Testimony was secretly recorded
During the last 15 years of his life, though, he managed to secretly record more than 30 hours of taped testimony, which were eventually smuggled out of the country. The tapes have been condensed into "Prisoner of the State: The Secret Journal of Premier Zhao Ziyang," which is being published this month in Chinese and English.
Bao Pu is a Hong Kong-based publisher and the son of Zhao's former top aide, Bao Tong. His New Century Press is publishing the Chinese edition of the book.
Bao says at one point, Zhao said he never wanted to be the Party General Secretary who shot at the people. He says hearing Zhao's voice saying those words is shocking and impressive.
Publisher: Zhao wanted to give his version of events
Bao says Zhao apparently wanted to give his version of the events, to challenge the Communist Party's official condemnation of the Tiananmen protest as a counter-revolutionary rebellion.
Zhao had pleaded with senior Chinese leader Deng Xiaoping not to use force against demonstrators in Tiananmen Square, whose numbers had been growing as the weeks dragged on.
Memoir offers intimate details of tragic event
Zhao says on the night of June 3, while sitting in the courtyard with his family, he heard what he described as intense gunfire.

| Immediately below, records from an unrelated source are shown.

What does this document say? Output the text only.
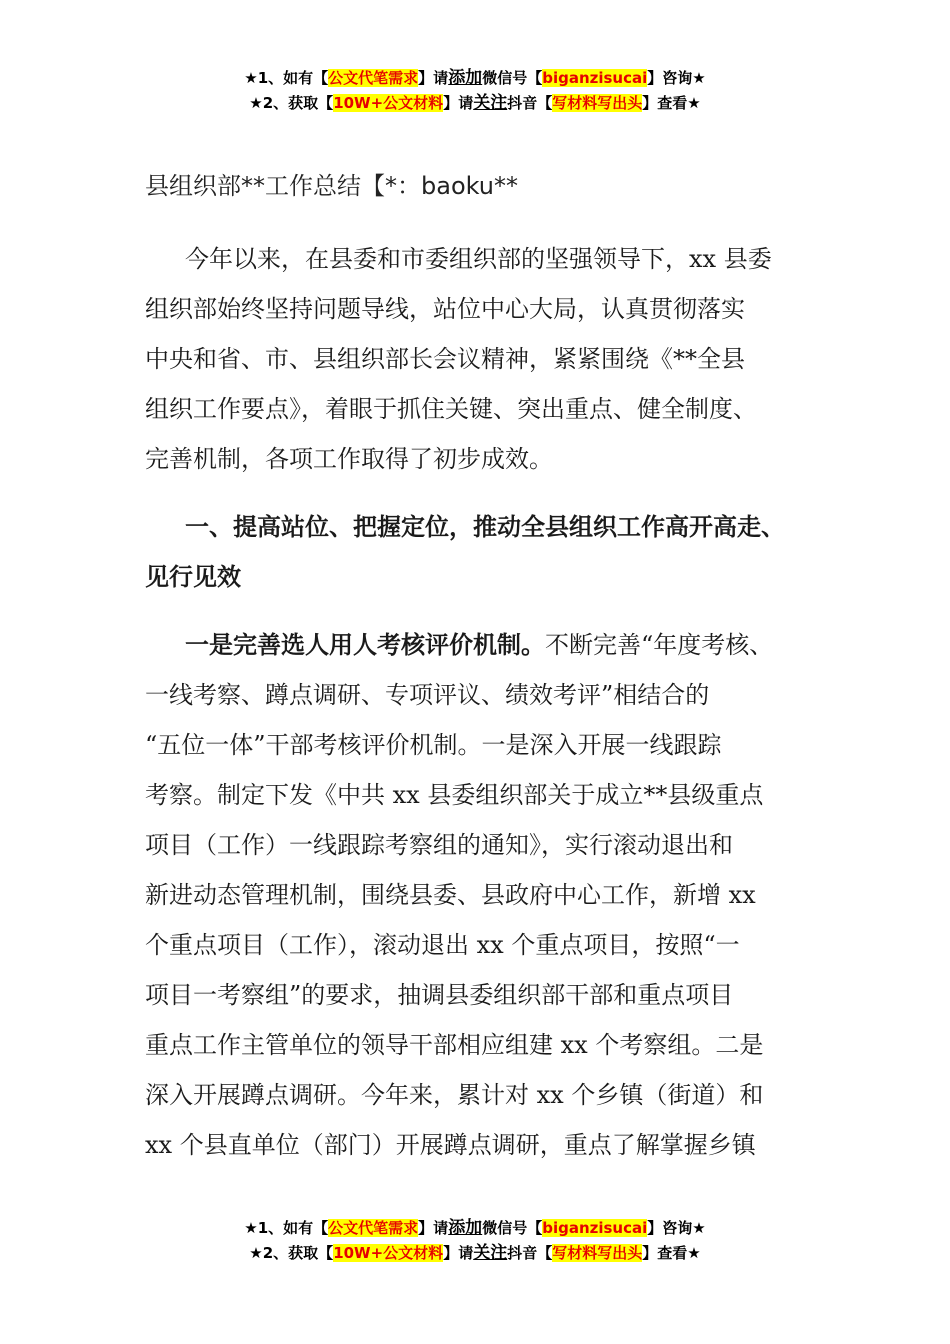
★1、如有【公文代笔需求】请添加微信号【biganzisucai】咨询★
★2、获取【10W+公文材料】请关注抖音【写材料写出头】查看★
县组织部**工作总结【*：baoku**
今年以来，在县委和市委组织部的坚强领导下，xx 县委
组织部始终坚持问题导线，站位中心大局，认真贯彻落实
中央和省、市、县组织部长会议精神，紧紧围绕《**全县
组织工作要点》，着眼于抓住关键、突出重点、健全制度、
完善机制，各项工作取得了初步成效。
一、提高站位、把握定位，推动全县组织工作高开高走、
见行见效
一是完善选人用人考核评价机制。不断完善“年度考核、
一线考察、蹲点调研、专项评议、绩效考评”相结合的
“五位一体”干部考核评价机制。一是深入开展一线跟踪
考察。制定下发《中共 xx 县委组织部关于成立**县级重点
项目（工作）一线跟踪考察组的通知》，实行滚动退出和
新进动态管理机制，围绕县委、县政府中心工作，新增 xx
个重点项目（工作），滚动退出 xx 个重点项目，按照“一
项目一考察组”的要求，抽调县委组织部干部和重点项目
重点工作主管单位的领导干部相应组建 xx 个考察组。二是
深入开展蹲点调研。今年来，累计对 xx 个乡镇（街道）和
xx 个县直单位（部门）开展蹲点调研，重点了解掌握乡镇
★1、如有【公文代笔需求】请添加微信号【biganzisucai】咨询★
★2、获取【10W+公文材料】请关注抖音【写材料写出头】查看★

He said "a tragedy to shock the world had not been averted, and was happening after all."
The gunfire he heard was government troops firing on protesters around Tiananmen Square, actually in the early hours of June 4. Hundreds, perhaps thousands of people, were killed.
The Chinese government has said the demonstrations were aimed against the government, and has not indicated it is ready to change its verdict.
Meanwhile, Zhao's first person account will offer more intimate details on the struggles within the Communist party leading up to the crackdown decision.